Но вот и ворота. А с подворья храма уже машет рукой сестра, а рядом ждет-высматривает, щурясь против солнца, бабця Соня. И деда Гриша, с Кирюхой на руках, головы одуванные – седая и рыже-желтая. Мама моя молодая, в шиньоне. Папа в юности, в смешных футбольных трусах ниже колен, с родителями. А над ними Димка, старший мой, вымахавший за метр восемьдесят. И жена Ира в легком шарфе косынкой, непривычная и красивая.

За их спинами другие, не запамятованные родные – близкие и дальние, покойные и беспокойно здравствующие. Друзья, что чаще ближе родных, и сослуживцы, которых часто принимаешь за друзей. Несколько случайно встреченных в жизни человек (хотя, что в нашем мире случайно?) Всех, без которых жизнь была бы не моей. Кто улыбается, кто серьезен, и все будто ждут вспышки фотоаппарата.

А сбоку, не попадая в кадр, хмурая кучка врагов-недоброжелателей. Я даже с хода сбился, словно за рукав схватили и держат. Захотелось вырваться, сказать им что-то злое, но… они стояли, как куст пионов, понурив зеленые бутоны.
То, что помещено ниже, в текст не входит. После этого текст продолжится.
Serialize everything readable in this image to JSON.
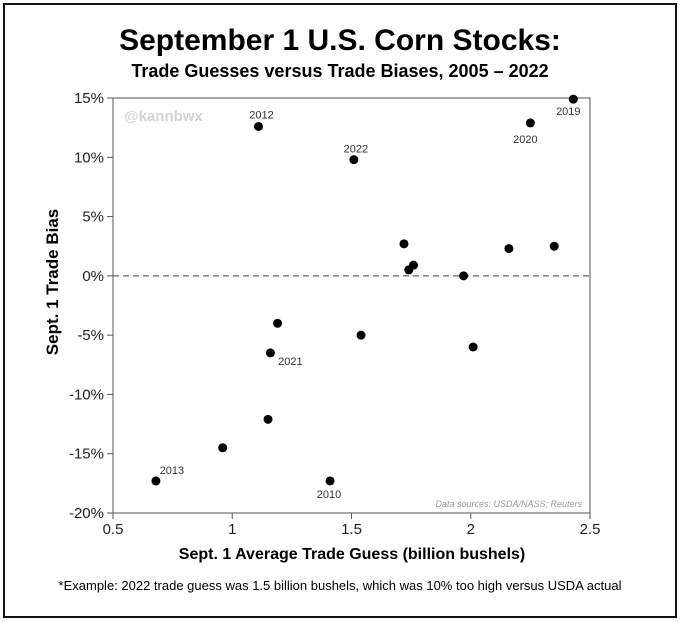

И я их простил. Простил за то, что… Нет, вспоминать за что – уже не простить. И куст расцвел, смущенными розовыми улыбками!

Мы постояли минутку, помолчали – иногда такое счастье просто вместе побыть. А потом со всеми-всеми, вошел я в храм, малолюдный, хоть и не просторный. И в церкви сразу стало тесно и уютно. И началась служба, и было светло и чисто на душе, как никогда.